For the base's management, having DISA bring its own infrastructure took pressure off of existing facilities that are feeling the strain of other tenants moving to Fort Meade under BRAC, including the Defense Media Activity, a new consolidated DoD security clearance adjudication center and other Defense components moving to the base for non-BRAC reasons.
"It's not actually common for organizations to come in and build a fitness center inside of their facility," Col. Dan Thomas, Fort Meade's garrison commander told Federal News Radio's The Federal Drive in an interview. "For instance, we're finishing a new brigade headquarters here on the base, which has nothing to do with BRAC, but there's no fitness center there because we as a garrison are supposed to provide those underlying service provisions.
Fort Belvoir growing by leaps and bounds.
Forty miles to the south, the growth at Fort Belvoir in northern Virginia is even more pronounced, though it's not primarily driven by the move of any one DoD organization. Belvoir's main post and three satellite locations will have taken in an additional 19,300 personnel by the time this year's BRAC moves are complete. Mostly administrative, logistics and intelligence personnel are arriving from primarily leased office space around the national capital region.

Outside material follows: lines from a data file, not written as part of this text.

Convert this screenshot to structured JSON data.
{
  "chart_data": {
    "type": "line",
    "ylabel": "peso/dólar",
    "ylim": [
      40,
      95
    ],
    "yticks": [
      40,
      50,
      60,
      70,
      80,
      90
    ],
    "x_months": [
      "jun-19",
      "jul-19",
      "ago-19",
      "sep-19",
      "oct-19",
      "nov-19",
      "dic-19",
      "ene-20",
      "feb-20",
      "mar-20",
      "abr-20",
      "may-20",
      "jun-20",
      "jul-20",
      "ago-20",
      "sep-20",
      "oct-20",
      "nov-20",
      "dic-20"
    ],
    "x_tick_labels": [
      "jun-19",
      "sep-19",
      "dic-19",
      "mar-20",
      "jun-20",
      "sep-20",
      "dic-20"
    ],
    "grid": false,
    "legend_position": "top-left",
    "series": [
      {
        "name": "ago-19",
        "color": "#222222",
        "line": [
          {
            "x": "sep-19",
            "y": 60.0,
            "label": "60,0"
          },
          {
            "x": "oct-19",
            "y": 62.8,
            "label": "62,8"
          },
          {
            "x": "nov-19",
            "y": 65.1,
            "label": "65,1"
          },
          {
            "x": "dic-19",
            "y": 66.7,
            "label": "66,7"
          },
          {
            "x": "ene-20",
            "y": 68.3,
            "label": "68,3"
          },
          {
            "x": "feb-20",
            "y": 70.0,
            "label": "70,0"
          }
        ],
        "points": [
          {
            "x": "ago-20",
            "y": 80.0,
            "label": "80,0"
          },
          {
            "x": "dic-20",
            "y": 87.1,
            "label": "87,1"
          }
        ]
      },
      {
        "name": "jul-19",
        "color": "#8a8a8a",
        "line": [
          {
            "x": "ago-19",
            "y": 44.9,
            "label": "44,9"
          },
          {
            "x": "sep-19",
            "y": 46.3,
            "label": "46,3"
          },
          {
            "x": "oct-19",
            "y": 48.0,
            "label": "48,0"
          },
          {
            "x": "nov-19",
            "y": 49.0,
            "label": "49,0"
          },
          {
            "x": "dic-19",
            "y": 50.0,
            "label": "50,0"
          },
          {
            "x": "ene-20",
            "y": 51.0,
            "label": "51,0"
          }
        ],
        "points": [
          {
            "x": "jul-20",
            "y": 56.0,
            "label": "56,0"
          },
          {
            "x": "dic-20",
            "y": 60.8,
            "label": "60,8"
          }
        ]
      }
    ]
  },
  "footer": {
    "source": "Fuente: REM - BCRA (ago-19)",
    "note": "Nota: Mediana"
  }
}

Don Carr, Belvoir's director of public affairs, said the consolidation had been a vision for the Washington area for the past 20 years, but it took BRAC to generate the budget dollars necessary to construct the buildings and the underlying infrastructure the moves would require.

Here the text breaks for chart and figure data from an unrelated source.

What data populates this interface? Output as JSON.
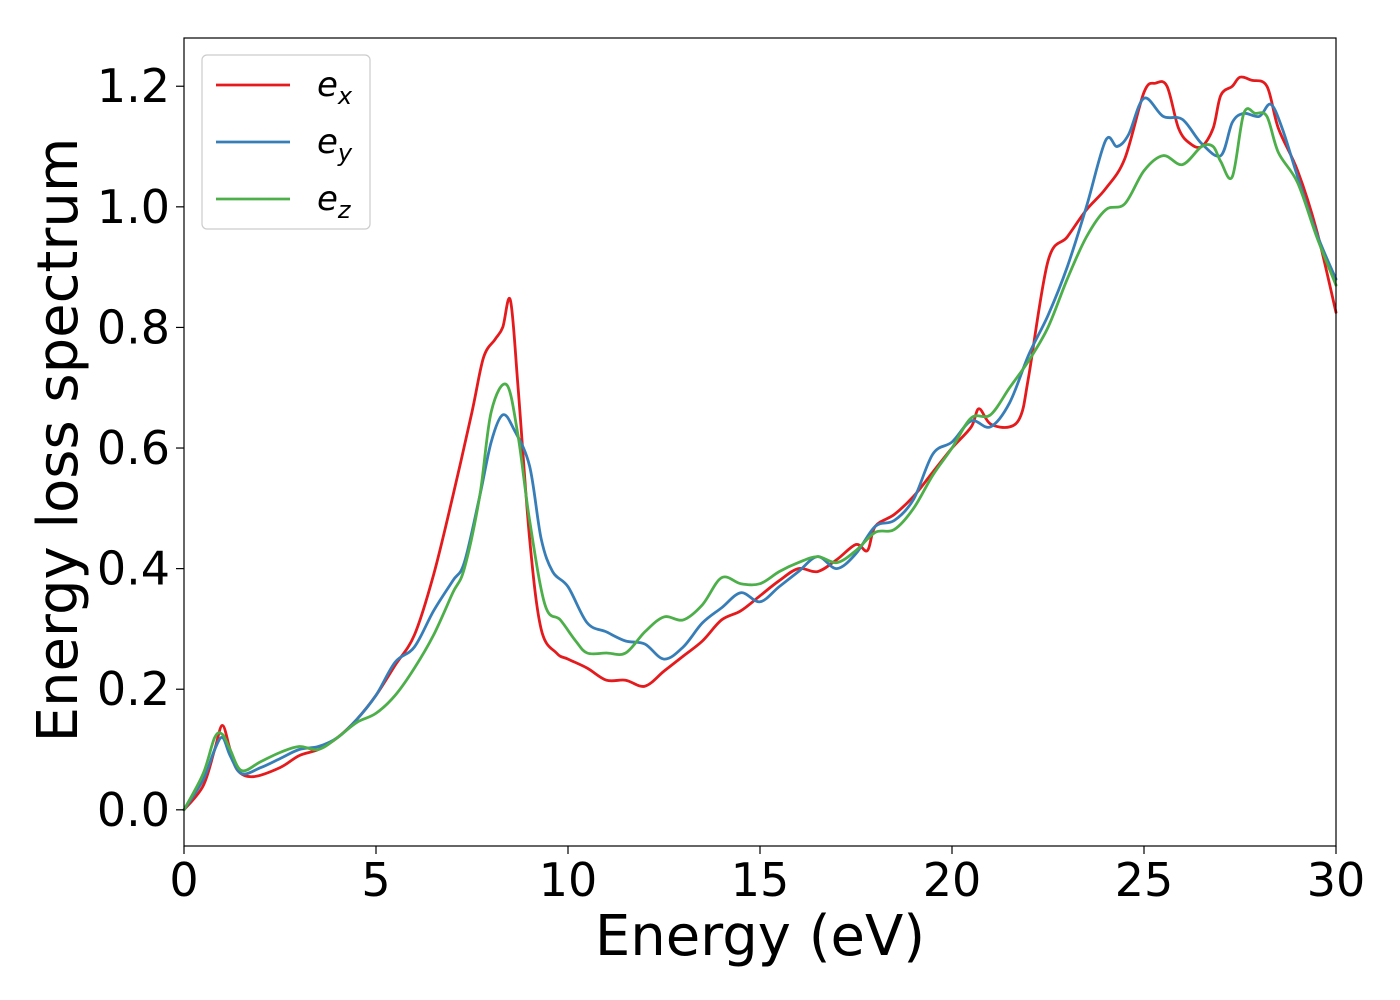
{
  "chart_data": {
    "type": "line",
    "title": "",
    "xlabel": "Energy (eV)",
    "ylabel": "Energy loss spectrum",
    "xlim": [
      0,
      30
    ],
    "ylim": [
      -0.06,
      1.28
    ],
    "xticks": [
      0,
      5,
      10,
      15,
      20,
      25,
      30
    ],
    "xtick_labels": [
      "0",
      "5",
      "10",
      "15",
      "20",
      "25",
      "30"
    ],
    "yticks": [
      0.0,
      0.2,
      0.4,
      0.6,
      0.8,
      1.0,
      1.2
    ],
    "ytick_labels": [
      "0.0",
      "0.2",
      "0.4",
      "0.6",
      "0.8",
      "1.0",
      "1.2"
    ],
    "grid": false,
    "legend_position": "top-left",
    "series": [
      {
        "name": "e_x",
        "legend_base": "e",
        "legend_sub": "x",
        "color": "#e41a1c",
        "points": [
          [
            0,
            0
          ],
          [
            0.5,
            0.04
          ],
          [
            0.8,
            0.1
          ],
          [
            1.0,
            0.14
          ],
          [
            1.2,
            0.1
          ],
          [
            1.4,
            0.065
          ],
          [
            1.8,
            0.055
          ],
          [
            2.5,
            0.07
          ],
          [
            3.0,
            0.09
          ],
          [
            3.5,
            0.1
          ],
          [
            4.0,
            0.12
          ],
          [
            4.5,
            0.15
          ],
          [
            5.0,
            0.19
          ],
          [
            5.5,
            0.24
          ],
          [
            6.0,
            0.29
          ],
          [
            6.5,
            0.39
          ],
          [
            7.0,
            0.52
          ],
          [
            7.5,
            0.66
          ],
          [
            7.8,
            0.75
          ],
          [
            8.1,
            0.78
          ],
          [
            8.3,
            0.8
          ],
          [
            8.5,
            0.845
          ],
          [
            8.7,
            0.7
          ],
          [
            9.0,
            0.45
          ],
          [
            9.3,
            0.3
          ],
          [
            9.7,
            0.26
          ],
          [
            10.0,
            0.25
          ],
          [
            10.5,
            0.235
          ],
          [
            11.0,
            0.215
          ],
          [
            11.5,
            0.215
          ],
          [
            12.0,
            0.205
          ],
          [
            12.5,
            0.23
          ],
          [
            13.0,
            0.255
          ],
          [
            13.5,
            0.28
          ],
          [
            14.0,
            0.315
          ],
          [
            14.5,
            0.33
          ],
          [
            15.0,
            0.355
          ],
          [
            15.5,
            0.38
          ],
          [
            16.0,
            0.4
          ],
          [
            16.5,
            0.395
          ],
          [
            17.0,
            0.415
          ],
          [
            17.5,
            0.44
          ],
          [
            17.8,
            0.43
          ],
          [
            18.0,
            0.47
          ],
          [
            18.5,
            0.49
          ],
          [
            19.0,
            0.52
          ],
          [
            19.5,
            0.56
          ],
          [
            20.0,
            0.6
          ],
          [
            20.5,
            0.635
          ],
          [
            20.7,
            0.665
          ],
          [
            21.0,
            0.64
          ],
          [
            21.5,
            0.635
          ],
          [
            21.8,
            0.655
          ],
          [
            22.0,
            0.72
          ],
          [
            22.5,
            0.91
          ],
          [
            23.0,
            0.95
          ],
          [
            23.5,
            0.995
          ],
          [
            24.0,
            1.03
          ],
          [
            24.5,
            1.08
          ],
          [
            25.0,
            1.19
          ],
          [
            25.3,
            1.205
          ],
          [
            25.6,
            1.2
          ],
          [
            25.9,
            1.13
          ],
          [
            26.2,
            1.105
          ],
          [
            26.5,
            1.1
          ],
          [
            26.8,
            1.13
          ],
          [
            27.0,
            1.185
          ],
          [
            27.3,
            1.2
          ],
          [
            27.5,
            1.215
          ],
          [
            27.8,
            1.21
          ],
          [
            28.2,
            1.2
          ],
          [
            28.5,
            1.13
          ],
          [
            29.0,
            1.06
          ],
          [
            29.5,
            0.96
          ],
          [
            30.0,
            0.825
          ]
        ]
      },
      {
        "name": "e_y",
        "legend_base": "e",
        "legend_sub": "y",
        "color": "#377eb8",
        "points": [
          [
            0,
            0
          ],
          [
            0.5,
            0.05
          ],
          [
            0.8,
            0.1
          ],
          [
            1.0,
            0.12
          ],
          [
            1.2,
            0.09
          ],
          [
            1.5,
            0.06
          ],
          [
            2.0,
            0.07
          ],
          [
            2.5,
            0.085
          ],
          [
            3.0,
            0.1
          ],
          [
            3.5,
            0.105
          ],
          [
            4.0,
            0.12
          ],
          [
            4.5,
            0.15
          ],
          [
            5.0,
            0.19
          ],
          [
            5.5,
            0.245
          ],
          [
            6.0,
            0.27
          ],
          [
            6.5,
            0.33
          ],
          [
            7.0,
            0.38
          ],
          [
            7.3,
            0.41
          ],
          [
            7.7,
            0.52
          ],
          [
            8.0,
            0.61
          ],
          [
            8.3,
            0.655
          ],
          [
            8.6,
            0.63
          ],
          [
            9.0,
            0.57
          ],
          [
            9.3,
            0.45
          ],
          [
            9.6,
            0.395
          ],
          [
            10.0,
            0.37
          ],
          [
            10.5,
            0.31
          ],
          [
            11.0,
            0.295
          ],
          [
            11.5,
            0.28
          ],
          [
            12.0,
            0.275
          ],
          [
            12.5,
            0.25
          ],
          [
            13.0,
            0.27
          ],
          [
            13.5,
            0.31
          ],
          [
            14.0,
            0.335
          ],
          [
            14.5,
            0.36
          ],
          [
            15.0,
            0.345
          ],
          [
            15.5,
            0.37
          ],
          [
            16.0,
            0.395
          ],
          [
            16.5,
            0.42
          ],
          [
            17.0,
            0.4
          ],
          [
            17.5,
            0.425
          ],
          [
            18.0,
            0.47
          ],
          [
            18.5,
            0.48
          ],
          [
            19.0,
            0.515
          ],
          [
            19.5,
            0.59
          ],
          [
            20.0,
            0.61
          ],
          [
            20.5,
            0.645
          ],
          [
            21.0,
            0.635
          ],
          [
            21.5,
            0.675
          ],
          [
            22.0,
            0.755
          ],
          [
            22.5,
            0.82
          ],
          [
            23.0,
            0.9
          ],
          [
            23.5,
            1.0
          ],
          [
            24.0,
            1.11
          ],
          [
            24.3,
            1.1
          ],
          [
            24.6,
            1.12
          ],
          [
            25.0,
            1.18
          ],
          [
            25.5,
            1.15
          ],
          [
            26.0,
            1.145
          ],
          [
            26.5,
            1.105
          ],
          [
            27.0,
            1.085
          ],
          [
            27.3,
            1.14
          ],
          [
            27.6,
            1.155
          ],
          [
            28.0,
            1.15
          ],
          [
            28.3,
            1.17
          ],
          [
            28.6,
            1.13
          ],
          [
            29.0,
            1.05
          ],
          [
            29.5,
            0.955
          ],
          [
            30.0,
            0.88
          ]
        ]
      },
      {
        "name": "e_z",
        "legend_base": "e",
        "legend_sub": "z",
        "color": "#4daf4a",
        "points": [
          [
            0,
            0
          ],
          [
            0.5,
            0.06
          ],
          [
            0.8,
            0.12
          ],
          [
            1.0,
            0.125
          ],
          [
            1.2,
            0.1
          ],
          [
            1.5,
            0.065
          ],
          [
            2.0,
            0.08
          ],
          [
            2.5,
            0.095
          ],
          [
            3.0,
            0.105
          ],
          [
            3.5,
            0.1
          ],
          [
            4.0,
            0.12
          ],
          [
            4.5,
            0.145
          ],
          [
            5.0,
            0.16
          ],
          [
            5.5,
            0.19
          ],
          [
            6.0,
            0.235
          ],
          [
            6.5,
            0.29
          ],
          [
            7.0,
            0.36
          ],
          [
            7.3,
            0.4
          ],
          [
            7.7,
            0.52
          ],
          [
            8.0,
            0.66
          ],
          [
            8.4,
            0.705
          ],
          [
            8.7,
            0.62
          ],
          [
            9.0,
            0.48
          ],
          [
            9.4,
            0.34
          ],
          [
            9.8,
            0.315
          ],
          [
            10.2,
            0.28
          ],
          [
            10.5,
            0.26
          ],
          [
            11.0,
            0.26
          ],
          [
            11.5,
            0.26
          ],
          [
            12.0,
            0.295
          ],
          [
            12.5,
            0.32
          ],
          [
            13.0,
            0.315
          ],
          [
            13.5,
            0.34
          ],
          [
            14.0,
            0.385
          ],
          [
            14.5,
            0.375
          ],
          [
            15.0,
            0.375
          ],
          [
            15.5,
            0.395
          ],
          [
            16.0,
            0.41
          ],
          [
            16.5,
            0.42
          ],
          [
            17.0,
            0.41
          ],
          [
            17.5,
            0.43
          ],
          [
            18.0,
            0.46
          ],
          [
            18.5,
            0.465
          ],
          [
            19.0,
            0.5
          ],
          [
            19.5,
            0.555
          ],
          [
            20.0,
            0.6
          ],
          [
            20.5,
            0.65
          ],
          [
            21.0,
            0.655
          ],
          [
            21.5,
            0.7
          ],
          [
            22.0,
            0.745
          ],
          [
            22.5,
            0.8
          ],
          [
            23.0,
            0.88
          ],
          [
            23.5,
            0.95
          ],
          [
            24.0,
            0.995
          ],
          [
            24.5,
            1.005
          ],
          [
            25.0,
            1.06
          ],
          [
            25.5,
            1.085
          ],
          [
            26.0,
            1.07
          ],
          [
            26.5,
            1.1
          ],
          [
            26.8,
            1.1
          ],
          [
            27.0,
            1.075
          ],
          [
            27.3,
            1.05
          ],
          [
            27.6,
            1.155
          ],
          [
            27.9,
            1.155
          ],
          [
            28.2,
            1.15
          ],
          [
            28.5,
            1.09
          ],
          [
            29.0,
            1.04
          ],
          [
            29.5,
            0.95
          ],
          [
            30.0,
            0.87
          ]
        ]
      }
    ]
  }
}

"Our main drag here, Belvoir Road, has always been a two lane road," he said. "We just recently widened it to four lanes. It's one of three main arteries that we're taking from two lanes to four lanes. That costs money. Our new hospital costs money. BRAC is investing $4 billion in the construction of new facilities to accommodate the jobs moving in here."
Off-base roads are another concern. Congress only last month appropriated federal funding to widen U.S. Route 1, the main access point to the base, and construction will not begin until the BRAC moves are complete.
The new hospital, Fort Belvoir Community Medical Center, is a 1.2 million square foot health care complex that will partially absorb the functions of Walter Reed Army Medical Center, which is closing and merging with Bethesda Naval Medical Center as part of BRAC. It is slated to be ready for patients this August.
At certain points, BRAC construction activity has involved up to 150 separate projects at any given time. The work includes 6.3 million square feet of new building space, 7 million square feet of parking, and the construction of several large new buildings. The project is so large that the Army Corps of Engineers had to bring together project officers from three of its national districts to oversee and manage all of Belvoir's construction.
Besides the hospital, large BRAC projects have included a new headquarters for the Missile Defense Agency on the main post, a 2.4 million square foot complex for the National Geospatial-Intelligence Agency on a satellite campus known as Belvoir North, and a 1.8 million square foot DoD office complex at another off-site property known as the Mark Center in Alexandria, Va.
As at Fort Meade, the majority of the workforce moving into Fort Belvoir is made up of civilian federal employees, not uniformed military personnel. Travis Edwards, a spokesman for BRAC issues at Belvoir, said that in addition to building new housing, commissary and exchange services for military personnel, the post was trying to improve access to quality of life services for civilians.
"When you add personnel to a military installation, the need for certain services increases," he said. "One, specifically, is child care. This BRAC will bring five more child development centers to the post, which will really help the workforce. They've been spread all across the post and they'll be opening as we get them completed."
Editor's Note: No photos were allowed inside the Ft. Meade complex for security reasons.)